Dentro de la casa se había reunido el Senado en el
atrium
, aunque Cepio y Filipo habían adoptado la prudente decisión de no acudir. Y como advirtió Lucio Cornelio Sila, que asomó la cabeza por la puerta del despacho, tampoco estaba allí Quinto Vario. En aquel momento reparó en una sombra junto a la puerta que daba a la columnata y se dirigió cautelosamente hacia ella. Era una niña de unos trece o catorce años, morena y graciosa.

—¿Qué quieres? —la preguntó, situándose de pronto ante ella, iluminado por una lámpara a sus espaldas.

Ella contuvo un grito al ver aquella cabellera rojo-dorada; por un instante creyó ver al difunto Catón Saloniano. Sus ojos irradiaron odio y luego se apagaron.

—¿Y quién eres tú para preguntármelo? —replicó con gran altivez.

—Lucio Cornelio Sila. ¿Y tú?

—Servilia.

—Vuélvete a la cama, jovencita. Aquí no tienes por qué estar.

—Busco a mi padre.

—¿Quinto Servilio Cepio?

—¡Sí, sí, mi padre!

Sila se echó a reír sin consideración alguna por ella.

—¿Cómo iba a estar aquí, tonta, si media Roma sospecha que es el inductor del asesinato de Marco Livio?

A Servilia se le iluminaron los ojos de alegría.

—¿De verdad, de verdad que va a morirse?

—Sí.

—¡Qué bien! —exclamó con franca ferocidad, abriendo una puerta y desapareciendo.

Sila se encogió de hombros y regresó al despacho.

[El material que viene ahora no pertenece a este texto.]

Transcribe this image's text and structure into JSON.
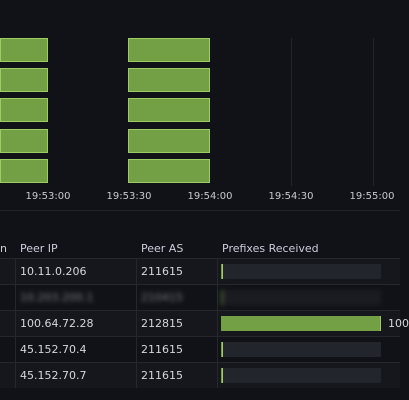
{
  "timeline": {
    "ticks": [
      "19:53:00",
      "19:53:30",
      "19:54:00",
      "19:54:30",
      "19:55:00"
    ],
    "status_color": "#73a045"
  },
  "table": {
    "headers": [
      "n",
      "Peer IP",
      "Peer AS",
      "Prefixes Received"
    ],
    "rows": [
      {
        "peer_ip": "10.11.0.206",
        "peer_as": "211615",
        "prefixes_fraction": 0.01,
        "prefixes_text": "",
        "redacted": false
      },
      {
        "peer_ip": "10.203.200.1",
        "peer_as": "210415",
        "prefixes_fraction": 0.01,
        "prefixes_text": "",
        "redacted": true
      },
      {
        "peer_ip": "100.64.72.28",
        "peer_as": "212815",
        "prefixes_fraction": 1.0,
        "prefixes_text": "100",
        "redacted": false
      },
      {
        "peer_ip": "45.152.70.4",
        "peer_as": "211615",
        "prefixes_fraction": 0.01,
        "prefixes_text": "",
        "redacted": false
      },
      {
        "peer_ip": "45.152.70.7",
        "peer_as": "211615",
        "prefixes_fraction": 0.01,
        "prefixes_text": "",
        "redacted": false
      }
    ]
  }
}
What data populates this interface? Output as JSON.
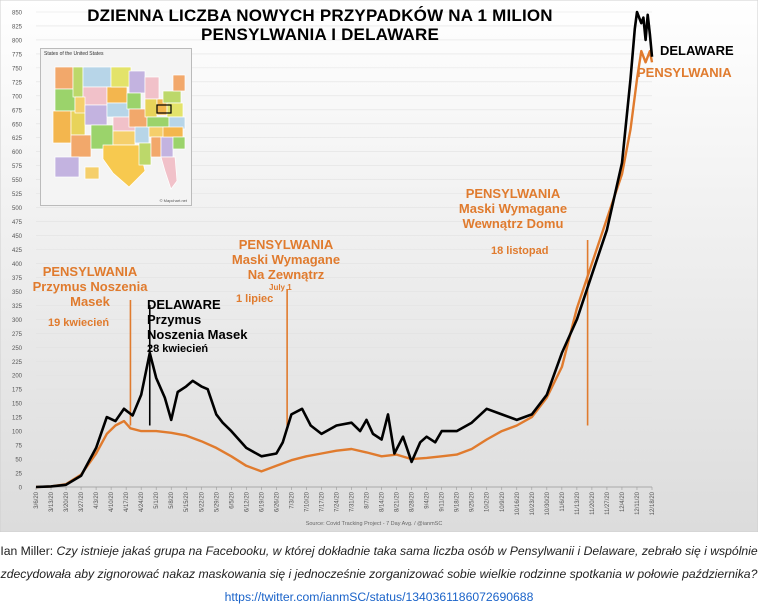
{
  "title": {
    "line1": "DZIENNA LICZBA NOWYCH PRZYPADKÓW NA 1 MILION",
    "line2": "PENSYLWANIA I DELAWARE"
  },
  "inset_map": {
    "title": "States of the United States",
    "footer": "© Mapchart.net"
  },
  "source_text": "Source: Covid Tracking Project - 7 Day Avg. / @ianmSC",
  "series_labels": {
    "delaware": "DELAWARE",
    "pennsylvania": "PENSYLWANIA"
  },
  "annotations": {
    "pa_masks": {
      "line1": "PENSYLWANIA",
      "line2": "Przymus Noszenia",
      "line3": "Masek",
      "date": "19 kwiecień"
    },
    "de_masks": {
      "line1": "DELAWARE",
      "line2": "Przymus",
      "line3": "Noszenia Masek",
      "date": "28 kwiecień"
    },
    "pa_outdoor": {
      "line1": "PENSYLWANIA",
      "line2": "Maski Wymagane",
      "line3": "Na Zewnątrz",
      "date_small": "July 1",
      "date": "1 lipiec"
    },
    "pa_indoor": {
      "line1": "PENSYLWANIA",
      "line2": "Maski Wymagane",
      "line3": "Wewnątrz Domu",
      "date": "18 listopad"
    }
  },
  "caption": {
    "author": "Ian Miller:",
    "text": "Czy istnieje jakaś grupa na Facebooku, w której dokładnie taka sama liczba osób w Pensylwanii i Delaware, zebrało się i wspólnie zdecydowała aby zignorować nakaz maskowania się i jednocześnie zorganizować sobie wielkie rodzinne spotkania w połowie października?",
    "link": "https://twitter.com/ianmSC/status/1340361186072690688"
  },
  "colors": {
    "pennsylvania": "#e07b2e",
    "delaware": "#000000",
    "plot_bg_top": "#ffffff",
    "plot_bg_bottom": "#dcdcdc"
  },
  "chart_data": {
    "type": "line",
    "ylim": [
      0,
      850
    ],
    "y_ticks": [
      0,
      25,
      50,
      75,
      100,
      125,
      150,
      175,
      200,
      225,
      250,
      275,
      300,
      325,
      350,
      375,
      400,
      425,
      450,
      475,
      500,
      525,
      550,
      575,
      600,
      625,
      650,
      675,
      700,
      725,
      750,
      775,
      800,
      825,
      850
    ],
    "x_ticks": [
      "3/6/20",
      "3/13/20",
      "3/20/20",
      "3/27/20",
      "4/3/20",
      "4/10/20",
      "4/17/20",
      "4/24/20",
      "5/1/20",
      "5/8/20",
      "5/15/20",
      "5/22/20",
      "5/29/20",
      "6/5/20",
      "6/12/20",
      "6/19/20",
      "6/26/20",
      "7/3/20",
      "7/10/20",
      "7/17/20",
      "7/24/20",
      "7/31/20",
      "8/7/20",
      "8/14/20",
      "8/21/20",
      "8/28/20",
      "9/4/20",
      "9/11/20",
      "9/18/20",
      "9/25/20",
      "10/2/20",
      "10/9/20",
      "10/16/20",
      "10/23/20",
      "10/30/20",
      "11/6/20",
      "11/13/20",
      "11/20/20",
      "11/27/20",
      "12/4/20",
      "12/11/20",
      "12/18/20"
    ],
    "x_start": "2020-03-06",
    "x_end": "2020-12-18",
    "grid": true,
    "series": [
      {
        "name": "PENSYLWANIA",
        "points": [
          [
            "2020-03-06",
            0
          ],
          [
            "2020-03-13",
            1
          ],
          [
            "2020-03-20",
            5
          ],
          [
            "2020-03-27",
            22
          ],
          [
            "2020-04-03",
            60
          ],
          [
            "2020-04-08",
            95
          ],
          [
            "2020-04-12",
            110
          ],
          [
            "2020-04-16",
            118
          ],
          [
            "2020-04-19",
            105
          ],
          [
            "2020-04-24",
            100
          ],
          [
            "2020-05-01",
            100
          ],
          [
            "2020-05-08",
            97
          ],
          [
            "2020-05-15",
            92
          ],
          [
            "2020-05-22",
            82
          ],
          [
            "2020-05-29",
            70
          ],
          [
            "2020-06-05",
            55
          ],
          [
            "2020-06-12",
            38
          ],
          [
            "2020-06-19",
            28
          ],
          [
            "2020-06-26",
            38
          ],
          [
            "2020-07-03",
            48
          ],
          [
            "2020-07-10",
            55
          ],
          [
            "2020-07-17",
            60
          ],
          [
            "2020-07-24",
            65
          ],
          [
            "2020-07-31",
            68
          ],
          [
            "2020-08-07",
            62
          ],
          [
            "2020-08-14",
            55
          ],
          [
            "2020-08-21",
            58
          ],
          [
            "2020-08-28",
            50
          ],
          [
            "2020-09-04",
            52
          ],
          [
            "2020-09-11",
            55
          ],
          [
            "2020-09-18",
            58
          ],
          [
            "2020-09-25",
            68
          ],
          [
            "2020-10-02",
            85
          ],
          [
            "2020-10-09",
            100
          ],
          [
            "2020-10-16",
            110
          ],
          [
            "2020-10-23",
            125
          ],
          [
            "2020-10-30",
            160
          ],
          [
            "2020-11-06",
            215
          ],
          [
            "2020-11-13",
            320
          ],
          [
            "2020-11-20",
            400
          ],
          [
            "2020-11-27",
            480
          ],
          [
            "2020-12-04",
            560
          ],
          [
            "2020-12-08",
            640
          ],
          [
            "2020-12-11",
            730
          ],
          [
            "2020-12-13",
            780
          ],
          [
            "2020-12-15",
            760
          ],
          [
            "2020-12-17",
            780
          ],
          [
            "2020-12-18",
            760
          ]
        ]
      },
      {
        "name": "DELAWARE",
        "points": [
          [
            "2020-03-06",
            0
          ],
          [
            "2020-03-13",
            1
          ],
          [
            "2020-03-20",
            4
          ],
          [
            "2020-03-27",
            20
          ],
          [
            "2020-04-03",
            70
          ],
          [
            "2020-04-08",
            125
          ],
          [
            "2020-04-12",
            118
          ],
          [
            "2020-04-16",
            140
          ],
          [
            "2020-04-20",
            128
          ],
          [
            "2020-04-24",
            165
          ],
          [
            "2020-04-28",
            240
          ],
          [
            "2020-05-01",
            195
          ],
          [
            "2020-05-05",
            160
          ],
          [
            "2020-05-08",
            120
          ],
          [
            "2020-05-11",
            170
          ],
          [
            "2020-05-15",
            180
          ],
          [
            "2020-05-18",
            190
          ],
          [
            "2020-05-22",
            180
          ],
          [
            "2020-05-25",
            175
          ],
          [
            "2020-05-29",
            130
          ],
          [
            "2020-06-01",
            115
          ],
          [
            "2020-06-05",
            100
          ],
          [
            "2020-06-12",
            70
          ],
          [
            "2020-06-19",
            55
          ],
          [
            "2020-06-26",
            60
          ],
          [
            "2020-06-29",
            80
          ],
          [
            "2020-07-03",
            130
          ],
          [
            "2020-07-08",
            140
          ],
          [
            "2020-07-12",
            110
          ],
          [
            "2020-07-17",
            95
          ],
          [
            "2020-07-24",
            110
          ],
          [
            "2020-07-31",
            115
          ],
          [
            "2020-08-04",
            100
          ],
          [
            "2020-08-07",
            120
          ],
          [
            "2020-08-10",
            95
          ],
          [
            "2020-08-14",
            85
          ],
          [
            "2020-08-17",
            130
          ],
          [
            "2020-08-20",
            60
          ],
          [
            "2020-08-24",
            90
          ],
          [
            "2020-08-28",
            45
          ],
          [
            "2020-09-01",
            80
          ],
          [
            "2020-09-04",
            90
          ],
          [
            "2020-09-08",
            80
          ],
          [
            "2020-09-11",
            100
          ],
          [
            "2020-09-18",
            100
          ],
          [
            "2020-09-25",
            115
          ],
          [
            "2020-10-02",
            140
          ],
          [
            "2020-10-09",
            130
          ],
          [
            "2020-10-16",
            120
          ],
          [
            "2020-10-23",
            130
          ],
          [
            "2020-10-30",
            165
          ],
          [
            "2020-11-06",
            240
          ],
          [
            "2020-11-13",
            300
          ],
          [
            "2020-11-20",
            380
          ],
          [
            "2020-11-27",
            460
          ],
          [
            "2020-12-04",
            580
          ],
          [
            "2020-12-08",
            730
          ],
          [
            "2020-12-10",
            820
          ],
          [
            "2020-12-11",
            850
          ],
          [
            "2020-12-13",
            830
          ],
          [
            "2020-12-14",
            840
          ],
          [
            "2020-12-15",
            800
          ],
          [
            "2020-12-16",
            845
          ],
          [
            "2020-12-17",
            810
          ],
          [
            "2020-12-18",
            770
          ]
        ]
      }
    ]
  }
}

Poco después del amanecer entró Cratipo.

—Marco Emilio, Cayo Mario, Marco Antonio, Lucio Cornelio, Quinto Mucio, el amo os requiere.

Los gritos se reducían ya a unos esporádicos y atragantados gemidos; los que se hallaban en el despacho sabían lo que esto significaba y se apresuraron a seguir al mayordomo, cruzando por entre el grupo de senadores que aguardaban en el
atrium
.

Druso yacía moribundo, con la piel tan blanca como las sábanas y el rostro semejando una simple máscara en la que algún espíritu diabólico hubiera insertado un par de hermosos ojos oscuros, fulgurantes y vitales. A un lado del lecho estaba de pie Cornelia Escipionis, hierática e impávida, y al otro, Mamerco Emilio Lépido Liviano, hierático e impávido. Los médicos se habían ido.